'Selected' Exosomes from Sera of Elderly Severe Obstructive Sleep Apnea Patients and Their Impact on Blood-Brain Barrier Function: A Preliminary Report.

Obstructive sleep apnea syndrome (OSAS) affects a large part of the aging population. It is characterized by chronic intermittent hypoxia and associated with neurocognitive dysfunction. One hypothesis is that the blood-brain barrier (BBB) functions could be altered by exosomes. Exosomes are nanovesicles found in biological fluids. Through the study of exosomes and their content in tau and amyloid beta (Aβ), the aim of this study was to show how exosomes could be used as biomarkers of OSAS and of their cognitive disorders. Two groups of 15 volunteers from the PROOF cohort were selected: severe apnea (AHI > 30) and control (AHI < 5). After exosome isolation from blood serum, we characterized and quantified them (CD81, CD9, CD63) by western blot and ELISAs and put them 5 h in contact with an in vitro BBB model. The apparent permeability of the BBB was measured using sodium-fluorescein and TEER. Cell ELISAs were performed on tight junctions (ZO-1, claudin-5, occludin). The amount of tau and Aβ proteins found in the exosomes was quantified using ELISAs.

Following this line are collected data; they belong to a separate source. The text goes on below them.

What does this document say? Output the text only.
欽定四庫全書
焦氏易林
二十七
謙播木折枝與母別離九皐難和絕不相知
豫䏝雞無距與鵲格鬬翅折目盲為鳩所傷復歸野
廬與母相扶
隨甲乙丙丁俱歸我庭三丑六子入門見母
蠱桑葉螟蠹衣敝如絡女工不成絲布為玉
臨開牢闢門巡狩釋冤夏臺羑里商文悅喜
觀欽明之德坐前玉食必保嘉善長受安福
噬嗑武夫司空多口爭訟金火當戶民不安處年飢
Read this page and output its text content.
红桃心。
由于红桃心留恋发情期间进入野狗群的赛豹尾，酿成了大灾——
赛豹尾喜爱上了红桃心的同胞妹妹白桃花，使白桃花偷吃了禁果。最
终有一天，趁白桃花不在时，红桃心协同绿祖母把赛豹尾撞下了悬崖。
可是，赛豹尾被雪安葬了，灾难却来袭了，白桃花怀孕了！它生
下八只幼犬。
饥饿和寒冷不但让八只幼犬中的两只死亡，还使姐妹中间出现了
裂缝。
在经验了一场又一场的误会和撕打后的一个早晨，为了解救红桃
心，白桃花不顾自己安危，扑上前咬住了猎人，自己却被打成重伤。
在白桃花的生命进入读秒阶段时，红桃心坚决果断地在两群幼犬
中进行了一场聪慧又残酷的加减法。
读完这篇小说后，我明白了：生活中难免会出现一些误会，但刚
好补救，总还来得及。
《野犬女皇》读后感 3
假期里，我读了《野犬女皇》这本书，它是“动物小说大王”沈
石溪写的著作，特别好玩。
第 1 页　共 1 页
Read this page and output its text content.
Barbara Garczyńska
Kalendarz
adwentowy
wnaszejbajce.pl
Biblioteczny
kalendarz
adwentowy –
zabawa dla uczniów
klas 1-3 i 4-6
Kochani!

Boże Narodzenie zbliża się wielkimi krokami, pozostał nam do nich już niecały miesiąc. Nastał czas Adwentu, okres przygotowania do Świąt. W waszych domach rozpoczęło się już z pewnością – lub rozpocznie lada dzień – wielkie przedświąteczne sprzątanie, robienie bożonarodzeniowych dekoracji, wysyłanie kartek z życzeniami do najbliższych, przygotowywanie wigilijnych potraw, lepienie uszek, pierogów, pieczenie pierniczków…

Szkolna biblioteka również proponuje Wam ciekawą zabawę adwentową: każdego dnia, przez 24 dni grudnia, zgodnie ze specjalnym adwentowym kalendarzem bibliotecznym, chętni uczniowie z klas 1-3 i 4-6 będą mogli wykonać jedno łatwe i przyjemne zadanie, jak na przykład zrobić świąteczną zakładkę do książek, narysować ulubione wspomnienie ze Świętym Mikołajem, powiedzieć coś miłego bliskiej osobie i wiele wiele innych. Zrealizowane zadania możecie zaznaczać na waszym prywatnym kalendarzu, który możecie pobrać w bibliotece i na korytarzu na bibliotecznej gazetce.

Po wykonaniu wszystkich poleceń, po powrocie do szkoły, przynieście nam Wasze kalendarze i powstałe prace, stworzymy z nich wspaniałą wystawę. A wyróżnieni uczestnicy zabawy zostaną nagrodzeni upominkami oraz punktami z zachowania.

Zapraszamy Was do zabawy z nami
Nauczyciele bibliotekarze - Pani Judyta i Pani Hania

Compared to controls, OSAS patients had a greater quantity of exosomes, tau, and Aβ proteins in their blood sera, which induced an increase in BBB permeability in the model and was reflected by a loss of tight junction' expression. Elderly patients suffering severe OSAS released more exosomes in serum from the brain compartment than controls. Such exosomes increased BBB permeability. The impact of such alterations on the risk of developing cognitive dysfunction and/or neurodegenerative diseases is questioned.